Hacker News new | ask | show | jobs
by fart-fart-FART 241 days ago
>Here’s where we push back. Reddit told the press we ignored them when they asked about licensing. Untrue. Whenever anyone asks us about content licensing, we explain that Perplexity, as an application-layer company, does not train AI models on content. Never has. So it is impossible for us to sign a license agreement to do so.

I wish they had told reddit to go fuck itself and taken that to court.

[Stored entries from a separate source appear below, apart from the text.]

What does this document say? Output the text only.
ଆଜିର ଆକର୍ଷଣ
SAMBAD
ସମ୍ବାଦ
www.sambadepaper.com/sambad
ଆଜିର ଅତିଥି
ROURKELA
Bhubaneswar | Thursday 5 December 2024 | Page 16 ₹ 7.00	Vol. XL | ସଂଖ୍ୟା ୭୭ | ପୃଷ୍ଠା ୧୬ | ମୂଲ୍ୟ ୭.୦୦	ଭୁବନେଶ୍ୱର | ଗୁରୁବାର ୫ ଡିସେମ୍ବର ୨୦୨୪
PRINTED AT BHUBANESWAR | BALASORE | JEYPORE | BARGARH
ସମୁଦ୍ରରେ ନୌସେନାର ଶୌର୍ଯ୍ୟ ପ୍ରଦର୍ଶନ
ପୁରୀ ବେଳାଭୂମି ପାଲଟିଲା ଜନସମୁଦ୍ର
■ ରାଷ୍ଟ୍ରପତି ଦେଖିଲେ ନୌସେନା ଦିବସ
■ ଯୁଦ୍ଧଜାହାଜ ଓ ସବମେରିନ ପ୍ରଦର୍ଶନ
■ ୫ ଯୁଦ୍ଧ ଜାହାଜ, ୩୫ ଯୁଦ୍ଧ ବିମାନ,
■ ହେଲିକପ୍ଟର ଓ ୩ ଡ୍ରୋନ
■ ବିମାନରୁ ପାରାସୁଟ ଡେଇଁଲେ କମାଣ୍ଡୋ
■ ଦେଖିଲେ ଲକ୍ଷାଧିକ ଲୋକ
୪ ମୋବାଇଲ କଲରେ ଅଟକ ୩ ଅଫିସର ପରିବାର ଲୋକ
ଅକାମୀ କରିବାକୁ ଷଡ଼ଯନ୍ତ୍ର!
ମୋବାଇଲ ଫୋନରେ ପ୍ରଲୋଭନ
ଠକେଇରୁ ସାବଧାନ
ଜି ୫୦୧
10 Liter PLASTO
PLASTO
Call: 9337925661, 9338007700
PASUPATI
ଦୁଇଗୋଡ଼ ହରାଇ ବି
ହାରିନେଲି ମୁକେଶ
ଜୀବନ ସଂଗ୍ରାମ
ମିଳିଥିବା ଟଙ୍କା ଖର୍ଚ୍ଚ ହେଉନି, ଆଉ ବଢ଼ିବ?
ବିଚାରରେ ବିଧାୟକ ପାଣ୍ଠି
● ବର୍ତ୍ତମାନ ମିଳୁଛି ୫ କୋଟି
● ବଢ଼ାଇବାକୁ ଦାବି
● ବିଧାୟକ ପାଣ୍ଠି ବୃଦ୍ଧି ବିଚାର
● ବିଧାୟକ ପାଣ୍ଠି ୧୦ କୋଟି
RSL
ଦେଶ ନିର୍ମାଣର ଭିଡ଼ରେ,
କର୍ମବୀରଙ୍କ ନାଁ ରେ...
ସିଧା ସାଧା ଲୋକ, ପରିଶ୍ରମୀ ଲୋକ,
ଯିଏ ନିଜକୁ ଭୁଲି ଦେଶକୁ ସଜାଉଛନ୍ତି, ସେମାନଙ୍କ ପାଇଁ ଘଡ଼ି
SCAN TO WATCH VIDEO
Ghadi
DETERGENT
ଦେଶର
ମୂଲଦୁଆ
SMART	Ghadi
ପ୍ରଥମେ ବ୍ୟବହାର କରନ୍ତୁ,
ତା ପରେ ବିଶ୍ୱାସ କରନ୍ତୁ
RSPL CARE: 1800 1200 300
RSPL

unlike the new york times lawsuit - where the platform owns their content and training is a gray area - reddit doesn't own shit. and if they insist otherwise - bye bye section 230 protections, no? they now retroactively own every post in r/jailbait and r/coontown.

1 comments

Without gating AI scraper access, Reddit’s enterprise value based on only ad revenue is greatly diminished. If the AI folks impair Reddit’s economics through their maneuvers, that might not be so bad (as Reddit’s behavior of late has been “all this user generated content belongs to us to monetize as we see fit”).
The AI companies could just pull the content from Reddit mirrors like https://arctic-shift.photon-reddit.com/search/ and https://search.pullpush.io/. It's not difficult to scrape nor difficult to acquire archives of all Reddit posts and comments.
They would most likely use the browsers they offer users to scrap and stream the content back to an endpoint for ingest and processing as users browse Reddit, think Recap the Law extension for Pacer (which scrapes Pacer while a user browses it and ships the data to the Internet Archive) or ArchiveTeam’s Warrior VM. You can’t defend against scraping when every user browser, that looks like a human because it is a human, is a crawler node.

At least, this is how I would engineer a public browser operating as an adversarial distributed crawler network.